SINGAPORE, May 6 (IFR) - Asian credit softened in quiet trading today, as markets in Tokyo and Hong Kong were closed for holidays.
Equities in active markets were either flat or slightly down, dampened by the lower-than-expected PMI data that came out from China, indicating a continuing slowdown in Asia’s biggest economy. The weaker tone spilled into the Asian credit spreads, with the iTraxx Asia IG index pushing out by 1bp to 125bp/126bp.
In cash bonds, negative news on China’s real estate markets continued to put pressure on high-yield paper. Double B bonds were out some 25 to 50 cents, while Single B names widened 1 to 2 points.
“The curve between BB and B names is steepening, as selling is heavy on the Single B credits,” said a high-yield trader. “I think the curve will continue to steepen but how much it will steepen will depend on how bad overall news will emerge over the next few days.”
It was not just China property bonds that have been hurt.

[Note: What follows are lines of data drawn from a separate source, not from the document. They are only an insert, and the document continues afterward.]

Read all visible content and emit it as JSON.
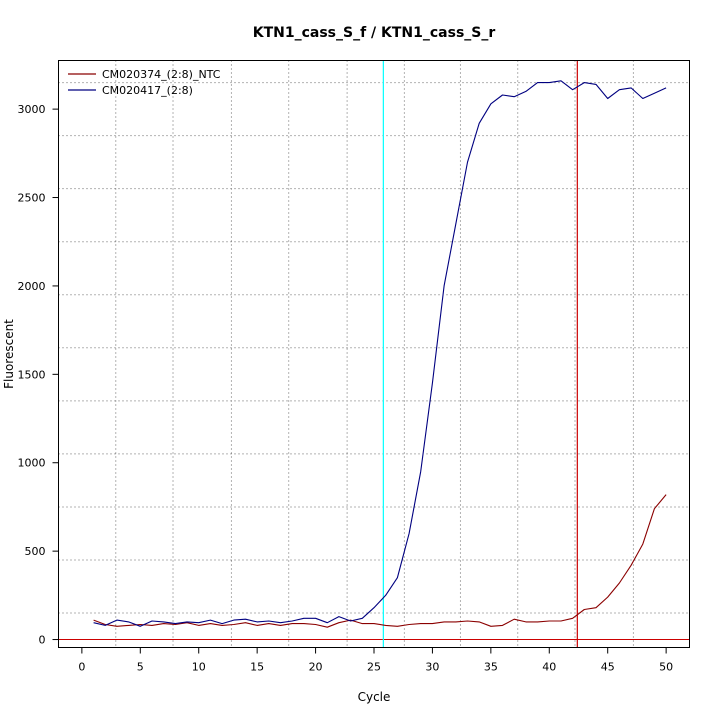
{
  "chart_data": {
    "type": "line",
    "title": "KTN1_cass_S_f / KTN1_cass_S_r",
    "xlabel": "Cycle",
    "ylabel": "Fluorescent",
    "xlim": [
      -2,
      52
    ],
    "ylim": [
      -45,
      3275
    ],
    "x_ticks": [
      0,
      5,
      10,
      15,
      20,
      25,
      30,
      35,
      40,
      45,
      50
    ],
    "y_ticks": [
      0,
      500,
      1000,
      1500,
      2000,
      2500,
      3000
    ],
    "grid": true,
    "grid_style": "dotted",
    "vertical_gridlines": [
      2.9,
      7.8,
      12.8,
      17.7,
      22.7,
      27.6,
      32.4,
      37.3,
      42.2,
      47.2
    ],
    "horizontal_gridlines": [
      150,
      450,
      750,
      1050,
      1350,
      1650,
      1950,
      2250,
      2550,
      2850,
      3150
    ],
    "legend_position": "top-left",
    "threshold_line": {
      "y": 0,
      "color": "#cc0000"
    },
    "markers": [
      {
        "x": 25.8,
        "color": "#00ffff"
      },
      {
        "x": 42.4,
        "color": "#cc0000"
      }
    ],
    "x": [
      1,
      2,
      3,
      4,
      5,
      6,
      7,
      8,
      9,
      10,
      11,
      12,
      13,
      14,
      15,
      16,
      17,
      18,
      19,
      20,
      21,
      22,
      23,
      24,
      25,
      26,
      27,
      28,
      29,
      30,
      31,
      32,
      33,
      34,
      35,
      36,
      37,
      38,
      39,
      40,
      41,
      42,
      43,
      44,
      45,
      46,
      47,
      48,
      49,
      50
    ],
    "series": [
      {
        "name": "CM020374_(2:8)_NTC",
        "color": "#8b0000",
        "values": [
          110,
          85,
          75,
          80,
          85,
          80,
          90,
          85,
          95,
          80,
          90,
          80,
          85,
          95,
          80,
          90,
          80,
          90,
          90,
          85,
          70,
          95,
          110,
          90,
          90,
          80,
          75,
          85,
          90,
          90,
          100,
          100,
          105,
          100,
          75,
          80,
          115,
          100,
          100,
          105,
          105,
          120,
          170,
          180,
          240,
          320,
          420,
          540,
          740,
          820
        ]
      },
      {
        "name": "CM020417_(2:8)",
        "color": "#000080",
        "values": [
          95,
          80,
          110,
          100,
          75,
          105,
          100,
          90,
          100,
          95,
          110,
          90,
          110,
          115,
          100,
          105,
          95,
          105,
          120,
          120,
          95,
          130,
          105,
          120,
          180,
          250,
          350,
          600,
          950,
          1450,
          2000,
          2350,
          2700,
          2920,
          3030,
          3080,
          3070,
          3100,
          3150,
          3150,
          3160,
          3110,
          3150,
          3140,
          3060,
          3110,
          3120,
          3060,
          3090,
          3120
        ]
      }
    ]
  }
}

A suspension of trading in China Oriental’s shares, since April 29, is also taking its toll on its bonds, which have dropped some USD1 to USD1.50 over that period.
Trading on the Hong Kong Stock Exchange was suspended becaue China Oriental did not have the minimum number of public shares required by the bourse.
In contrast, newly issued unrated bonds held up well. SM Global Power’s 5.5-year perpetual bonds, which priced at par, were quoted at 101.00/101.75. There was balanced two-way flow in its trade with some profit-taking by real money accounts and some retail demand from both onshore and offshore buyers.
Tata Motors 2021s were firm at 101/102, despite some profit-taking activities seen yesterday.